Use of this simple method at the Goodwin Creek Experimental Watershed (GCEW) in north Mississippi resulted in improved predictions of soil moistures and outlet discharge for periods outside the summer growing season (Downer, 2002a). The timing of seasonal changes should be adjusted to make the method applicable to climates different from that of southeast region of North America.

In GSSHA versions 5.x and higher, the above noted default values are applied for latitudes of 37 degrees and below. For latitudes greater than 37 degrees spring comes later and summer comes earlier; the four inflection points are April, July, September, and October. In versions 6.1 and above, these inflection points can be specified in the project file.

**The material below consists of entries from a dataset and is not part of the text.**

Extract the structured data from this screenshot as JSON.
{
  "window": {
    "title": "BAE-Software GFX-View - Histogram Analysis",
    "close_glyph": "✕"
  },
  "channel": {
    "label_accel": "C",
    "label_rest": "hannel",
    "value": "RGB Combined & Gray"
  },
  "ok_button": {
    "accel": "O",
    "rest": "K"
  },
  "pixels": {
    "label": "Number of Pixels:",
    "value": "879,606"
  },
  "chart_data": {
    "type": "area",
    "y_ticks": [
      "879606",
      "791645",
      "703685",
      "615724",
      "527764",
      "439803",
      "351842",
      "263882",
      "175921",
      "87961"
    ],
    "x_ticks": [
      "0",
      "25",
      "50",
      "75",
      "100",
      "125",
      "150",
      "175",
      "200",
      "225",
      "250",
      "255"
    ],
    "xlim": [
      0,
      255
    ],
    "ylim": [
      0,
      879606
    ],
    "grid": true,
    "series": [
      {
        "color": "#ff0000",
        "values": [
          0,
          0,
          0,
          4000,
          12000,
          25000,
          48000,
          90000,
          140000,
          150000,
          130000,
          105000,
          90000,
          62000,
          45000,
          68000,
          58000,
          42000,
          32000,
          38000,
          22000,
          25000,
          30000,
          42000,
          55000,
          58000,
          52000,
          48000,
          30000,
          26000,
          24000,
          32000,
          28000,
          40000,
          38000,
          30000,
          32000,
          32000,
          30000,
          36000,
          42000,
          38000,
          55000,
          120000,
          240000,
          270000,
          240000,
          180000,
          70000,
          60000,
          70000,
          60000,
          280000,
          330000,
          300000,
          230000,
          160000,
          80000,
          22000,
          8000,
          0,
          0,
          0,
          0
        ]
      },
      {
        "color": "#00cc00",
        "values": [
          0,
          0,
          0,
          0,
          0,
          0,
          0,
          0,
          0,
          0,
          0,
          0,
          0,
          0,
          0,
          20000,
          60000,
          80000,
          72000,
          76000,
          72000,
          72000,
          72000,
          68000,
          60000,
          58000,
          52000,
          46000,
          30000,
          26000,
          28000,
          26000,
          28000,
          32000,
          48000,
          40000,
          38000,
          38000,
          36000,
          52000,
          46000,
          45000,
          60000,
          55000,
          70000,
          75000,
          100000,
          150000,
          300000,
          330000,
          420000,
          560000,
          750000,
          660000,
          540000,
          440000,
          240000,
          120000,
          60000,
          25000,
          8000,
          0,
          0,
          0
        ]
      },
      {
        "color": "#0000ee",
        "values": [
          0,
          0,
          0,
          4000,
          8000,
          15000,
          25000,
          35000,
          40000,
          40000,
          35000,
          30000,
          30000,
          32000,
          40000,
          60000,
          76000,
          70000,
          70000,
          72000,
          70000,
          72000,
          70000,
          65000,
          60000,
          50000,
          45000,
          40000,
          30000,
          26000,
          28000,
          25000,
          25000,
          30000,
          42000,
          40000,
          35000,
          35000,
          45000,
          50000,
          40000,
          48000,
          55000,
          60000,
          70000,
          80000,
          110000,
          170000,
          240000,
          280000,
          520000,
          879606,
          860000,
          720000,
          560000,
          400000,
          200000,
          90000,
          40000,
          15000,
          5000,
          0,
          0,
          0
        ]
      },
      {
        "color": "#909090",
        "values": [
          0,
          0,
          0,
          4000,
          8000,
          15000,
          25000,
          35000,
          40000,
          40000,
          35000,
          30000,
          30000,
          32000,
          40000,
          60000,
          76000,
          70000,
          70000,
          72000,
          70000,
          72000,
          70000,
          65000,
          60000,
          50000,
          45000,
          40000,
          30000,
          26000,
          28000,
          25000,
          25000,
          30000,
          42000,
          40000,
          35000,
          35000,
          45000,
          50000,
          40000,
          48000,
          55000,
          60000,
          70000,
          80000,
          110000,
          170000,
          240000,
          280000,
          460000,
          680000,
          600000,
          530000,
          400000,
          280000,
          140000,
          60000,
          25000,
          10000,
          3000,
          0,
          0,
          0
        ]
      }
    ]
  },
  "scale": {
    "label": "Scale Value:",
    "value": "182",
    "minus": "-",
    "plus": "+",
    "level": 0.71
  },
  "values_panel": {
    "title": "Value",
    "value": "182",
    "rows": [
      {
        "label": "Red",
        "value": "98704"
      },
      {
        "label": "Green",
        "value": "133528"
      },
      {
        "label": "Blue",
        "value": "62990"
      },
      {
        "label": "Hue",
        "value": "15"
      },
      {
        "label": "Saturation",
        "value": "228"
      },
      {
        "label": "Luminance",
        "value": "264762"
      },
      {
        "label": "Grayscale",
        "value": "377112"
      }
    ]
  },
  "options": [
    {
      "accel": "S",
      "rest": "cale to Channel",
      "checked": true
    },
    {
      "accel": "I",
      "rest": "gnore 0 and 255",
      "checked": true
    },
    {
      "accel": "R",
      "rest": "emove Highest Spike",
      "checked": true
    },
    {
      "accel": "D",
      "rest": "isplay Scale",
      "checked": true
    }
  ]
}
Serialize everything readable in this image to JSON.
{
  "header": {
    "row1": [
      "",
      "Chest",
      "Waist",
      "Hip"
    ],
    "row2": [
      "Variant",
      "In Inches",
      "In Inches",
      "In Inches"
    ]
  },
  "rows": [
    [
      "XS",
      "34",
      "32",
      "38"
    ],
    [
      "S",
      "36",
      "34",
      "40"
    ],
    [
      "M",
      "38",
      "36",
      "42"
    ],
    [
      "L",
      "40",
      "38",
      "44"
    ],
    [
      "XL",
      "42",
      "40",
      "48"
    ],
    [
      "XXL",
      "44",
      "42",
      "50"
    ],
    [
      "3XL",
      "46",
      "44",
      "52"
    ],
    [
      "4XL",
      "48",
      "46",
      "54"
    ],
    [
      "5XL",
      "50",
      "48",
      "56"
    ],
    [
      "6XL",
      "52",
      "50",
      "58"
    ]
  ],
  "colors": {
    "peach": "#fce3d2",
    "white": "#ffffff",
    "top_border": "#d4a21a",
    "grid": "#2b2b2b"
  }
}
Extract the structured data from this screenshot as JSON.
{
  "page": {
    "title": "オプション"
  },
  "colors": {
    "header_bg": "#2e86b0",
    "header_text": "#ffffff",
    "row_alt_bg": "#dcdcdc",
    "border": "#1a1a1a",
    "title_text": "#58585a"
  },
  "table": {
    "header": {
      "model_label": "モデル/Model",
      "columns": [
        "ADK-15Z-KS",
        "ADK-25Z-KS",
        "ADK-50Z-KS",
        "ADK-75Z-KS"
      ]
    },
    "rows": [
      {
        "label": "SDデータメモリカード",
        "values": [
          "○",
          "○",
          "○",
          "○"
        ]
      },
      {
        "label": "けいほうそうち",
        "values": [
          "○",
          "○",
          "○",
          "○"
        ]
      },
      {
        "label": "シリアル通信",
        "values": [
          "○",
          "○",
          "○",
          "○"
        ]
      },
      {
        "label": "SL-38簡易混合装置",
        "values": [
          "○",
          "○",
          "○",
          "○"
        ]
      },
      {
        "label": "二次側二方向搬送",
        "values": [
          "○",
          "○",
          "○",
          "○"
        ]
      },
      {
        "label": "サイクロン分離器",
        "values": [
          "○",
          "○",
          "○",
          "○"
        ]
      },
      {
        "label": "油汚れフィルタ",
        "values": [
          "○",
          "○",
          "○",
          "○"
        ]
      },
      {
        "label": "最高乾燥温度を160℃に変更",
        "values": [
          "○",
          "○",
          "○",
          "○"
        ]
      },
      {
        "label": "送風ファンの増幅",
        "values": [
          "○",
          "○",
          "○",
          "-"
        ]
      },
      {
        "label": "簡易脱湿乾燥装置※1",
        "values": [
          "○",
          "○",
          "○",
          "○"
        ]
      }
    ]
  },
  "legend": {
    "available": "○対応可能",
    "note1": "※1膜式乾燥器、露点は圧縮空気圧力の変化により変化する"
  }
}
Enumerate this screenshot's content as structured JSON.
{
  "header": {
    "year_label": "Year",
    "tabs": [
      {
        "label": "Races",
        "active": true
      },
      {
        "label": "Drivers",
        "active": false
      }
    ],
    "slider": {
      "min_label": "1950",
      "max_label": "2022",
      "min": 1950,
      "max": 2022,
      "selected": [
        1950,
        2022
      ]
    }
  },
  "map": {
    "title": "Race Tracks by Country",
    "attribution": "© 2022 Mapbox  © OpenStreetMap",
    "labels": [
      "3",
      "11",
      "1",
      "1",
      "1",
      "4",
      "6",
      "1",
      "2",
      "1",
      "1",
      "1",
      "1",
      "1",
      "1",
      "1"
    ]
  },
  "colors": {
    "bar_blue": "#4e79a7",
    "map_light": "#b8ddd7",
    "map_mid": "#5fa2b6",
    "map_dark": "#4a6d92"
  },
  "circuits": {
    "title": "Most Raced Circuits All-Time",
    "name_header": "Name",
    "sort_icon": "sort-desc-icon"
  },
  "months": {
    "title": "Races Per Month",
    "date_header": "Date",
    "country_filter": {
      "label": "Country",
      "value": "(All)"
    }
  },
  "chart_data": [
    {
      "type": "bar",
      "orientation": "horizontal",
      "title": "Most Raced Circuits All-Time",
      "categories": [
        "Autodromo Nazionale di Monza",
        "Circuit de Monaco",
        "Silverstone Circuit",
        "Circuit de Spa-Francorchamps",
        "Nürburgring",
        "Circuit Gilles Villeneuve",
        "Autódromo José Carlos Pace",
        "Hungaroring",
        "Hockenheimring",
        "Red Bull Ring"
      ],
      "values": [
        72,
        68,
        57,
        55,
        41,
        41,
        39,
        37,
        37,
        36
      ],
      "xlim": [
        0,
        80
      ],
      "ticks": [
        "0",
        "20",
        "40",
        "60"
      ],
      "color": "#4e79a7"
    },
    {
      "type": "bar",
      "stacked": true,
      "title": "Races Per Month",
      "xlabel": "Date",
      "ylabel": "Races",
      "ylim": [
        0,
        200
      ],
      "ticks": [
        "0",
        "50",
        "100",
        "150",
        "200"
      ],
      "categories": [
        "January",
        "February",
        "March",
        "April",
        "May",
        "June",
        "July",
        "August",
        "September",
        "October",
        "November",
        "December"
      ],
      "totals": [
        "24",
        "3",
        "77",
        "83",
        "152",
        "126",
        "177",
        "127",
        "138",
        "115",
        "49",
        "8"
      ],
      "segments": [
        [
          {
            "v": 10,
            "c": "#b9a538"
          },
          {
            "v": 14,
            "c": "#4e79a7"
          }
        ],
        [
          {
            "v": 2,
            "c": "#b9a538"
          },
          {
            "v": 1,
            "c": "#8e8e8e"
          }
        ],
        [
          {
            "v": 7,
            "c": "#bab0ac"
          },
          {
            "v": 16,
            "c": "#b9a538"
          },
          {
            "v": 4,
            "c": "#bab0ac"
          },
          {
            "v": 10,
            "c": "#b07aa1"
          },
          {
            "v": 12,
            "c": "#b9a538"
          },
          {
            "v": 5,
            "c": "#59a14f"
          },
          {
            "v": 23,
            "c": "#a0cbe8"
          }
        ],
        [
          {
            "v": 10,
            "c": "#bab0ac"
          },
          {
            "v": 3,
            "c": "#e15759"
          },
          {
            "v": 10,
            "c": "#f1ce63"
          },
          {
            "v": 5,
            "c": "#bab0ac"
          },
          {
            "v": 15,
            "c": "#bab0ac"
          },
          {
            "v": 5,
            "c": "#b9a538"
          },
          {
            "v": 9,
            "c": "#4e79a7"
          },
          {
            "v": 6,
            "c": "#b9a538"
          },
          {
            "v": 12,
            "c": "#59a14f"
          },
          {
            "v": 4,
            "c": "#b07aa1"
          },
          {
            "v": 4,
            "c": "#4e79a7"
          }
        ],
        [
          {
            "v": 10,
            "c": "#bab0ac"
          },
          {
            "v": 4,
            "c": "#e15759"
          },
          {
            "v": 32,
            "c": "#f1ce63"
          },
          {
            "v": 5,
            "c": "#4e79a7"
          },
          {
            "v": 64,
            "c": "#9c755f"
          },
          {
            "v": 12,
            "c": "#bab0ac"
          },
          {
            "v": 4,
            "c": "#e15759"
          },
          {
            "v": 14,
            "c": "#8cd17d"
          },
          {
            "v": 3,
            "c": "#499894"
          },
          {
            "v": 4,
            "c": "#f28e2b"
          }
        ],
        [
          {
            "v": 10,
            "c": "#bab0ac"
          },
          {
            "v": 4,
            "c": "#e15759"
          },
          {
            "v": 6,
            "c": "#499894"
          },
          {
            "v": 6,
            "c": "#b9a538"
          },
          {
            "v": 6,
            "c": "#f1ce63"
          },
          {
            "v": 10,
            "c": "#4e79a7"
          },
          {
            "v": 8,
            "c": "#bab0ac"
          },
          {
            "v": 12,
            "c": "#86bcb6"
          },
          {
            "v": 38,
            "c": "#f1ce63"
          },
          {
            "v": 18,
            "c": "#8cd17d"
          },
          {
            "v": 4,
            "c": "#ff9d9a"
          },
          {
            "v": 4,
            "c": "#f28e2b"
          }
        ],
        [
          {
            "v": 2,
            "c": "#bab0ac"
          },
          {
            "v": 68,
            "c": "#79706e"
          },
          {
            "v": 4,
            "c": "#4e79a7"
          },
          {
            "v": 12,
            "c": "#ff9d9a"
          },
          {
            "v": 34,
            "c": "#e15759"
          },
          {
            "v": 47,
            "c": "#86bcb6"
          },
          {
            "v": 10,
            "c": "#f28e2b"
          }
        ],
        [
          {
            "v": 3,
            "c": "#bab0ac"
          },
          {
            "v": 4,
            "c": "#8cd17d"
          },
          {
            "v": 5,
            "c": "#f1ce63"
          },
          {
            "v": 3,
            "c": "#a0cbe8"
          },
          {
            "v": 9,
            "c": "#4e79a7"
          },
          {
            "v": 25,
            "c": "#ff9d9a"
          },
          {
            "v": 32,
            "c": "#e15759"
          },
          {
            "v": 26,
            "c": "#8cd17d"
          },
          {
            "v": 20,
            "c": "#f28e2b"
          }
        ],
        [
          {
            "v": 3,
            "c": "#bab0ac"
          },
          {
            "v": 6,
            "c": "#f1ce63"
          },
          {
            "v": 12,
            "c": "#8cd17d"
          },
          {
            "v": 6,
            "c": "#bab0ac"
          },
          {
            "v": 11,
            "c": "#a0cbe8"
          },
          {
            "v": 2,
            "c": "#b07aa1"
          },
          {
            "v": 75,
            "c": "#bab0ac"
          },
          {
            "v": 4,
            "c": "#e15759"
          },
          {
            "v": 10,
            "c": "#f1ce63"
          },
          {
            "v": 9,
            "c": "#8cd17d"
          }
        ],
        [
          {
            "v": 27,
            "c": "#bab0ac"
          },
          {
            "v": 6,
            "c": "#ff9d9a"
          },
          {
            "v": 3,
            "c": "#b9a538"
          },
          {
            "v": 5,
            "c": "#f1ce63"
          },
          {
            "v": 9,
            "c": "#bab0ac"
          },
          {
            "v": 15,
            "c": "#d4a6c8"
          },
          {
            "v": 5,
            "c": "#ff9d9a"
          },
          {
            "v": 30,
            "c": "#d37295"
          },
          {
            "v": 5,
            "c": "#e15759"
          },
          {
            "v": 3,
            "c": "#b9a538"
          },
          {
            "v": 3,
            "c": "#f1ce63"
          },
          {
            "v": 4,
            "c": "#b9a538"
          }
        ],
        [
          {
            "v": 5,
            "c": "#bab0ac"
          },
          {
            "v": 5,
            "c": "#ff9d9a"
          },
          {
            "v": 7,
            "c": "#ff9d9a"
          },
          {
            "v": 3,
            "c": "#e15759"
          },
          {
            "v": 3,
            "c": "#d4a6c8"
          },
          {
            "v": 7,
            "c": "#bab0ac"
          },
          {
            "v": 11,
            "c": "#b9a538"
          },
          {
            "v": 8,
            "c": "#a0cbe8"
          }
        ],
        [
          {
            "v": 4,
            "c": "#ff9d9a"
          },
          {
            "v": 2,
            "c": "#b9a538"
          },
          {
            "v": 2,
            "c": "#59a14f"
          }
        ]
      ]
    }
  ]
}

Seasonal variability of canopy resistance is selected by placing the SEASONAL_RS card in the project file along with the LONG_TERM card. In versions 6.1, and above, the inflection points on the curve can be specified by the user by using the cards SEASONAL_RS_SPRING SEASONAL_RS_SUMMER_START SEASONAL_RS_SUMMER_END and SEASONAL_RS_FALL. These cards are followed by the month, integer value, which the inflection point occurs. This capabilty allow users in the southern hemisphere or in regions of seasonal extremes to specify the timing on the inflection points. As shown in Figure 13, there is a linear transition between inflection points. ALL, or none, of the inflections points must be specified. For example, for the southern portion of the United States, below 37 latitude, the following cards describe the default conditions:

SEASONAL_RS SEASONAL_RS_SPRING 3 SEASONAL_RS_SUMMER_START 5 SEASONAL_RS_SUMMER_END 9 SEASONAL_RS_FALL 10

9.1.4.3 Vegetation Height

The vegetation height is required to compute the aerodynamic resistance term in the calculation of turbulent diffusion. Vegetation heights are entered in meters. Sample values are listed in Table 13 (from Eagleson, 1970). The values may not be the representative, expected vegetation height-values of these vegetation/forest types.

Vegetation / Forest Types	Sample Vegetation Height (cm)
Mown Grass	1.5 - 4.5
Alfalfa	20 - 40
Long Grass	60 - 70
Maize	90 - 300
Sugar Cane	100 - 400
Brush	135
Orange Orchard	350
Pine forest	500 - 2700
Deciduous forest	1700

Table 13 - Sample values of vegetation height

9.1.4.4 Vegetation Transmission Coefficient

The plant canopy can prevent radiation from reaching the ground surface, reducing the amount of radiation available to heat the ground surface and produce evaporation. The vegetation transmission coefficient describes the fraction of light that penetrates the vegetation canopy and reaches the ground. Values can range between 0.0, total canopy blocking of sunlight, to 1.0, total light penetration on bare soil. Table 14 list measured values of canopy resistance for grass.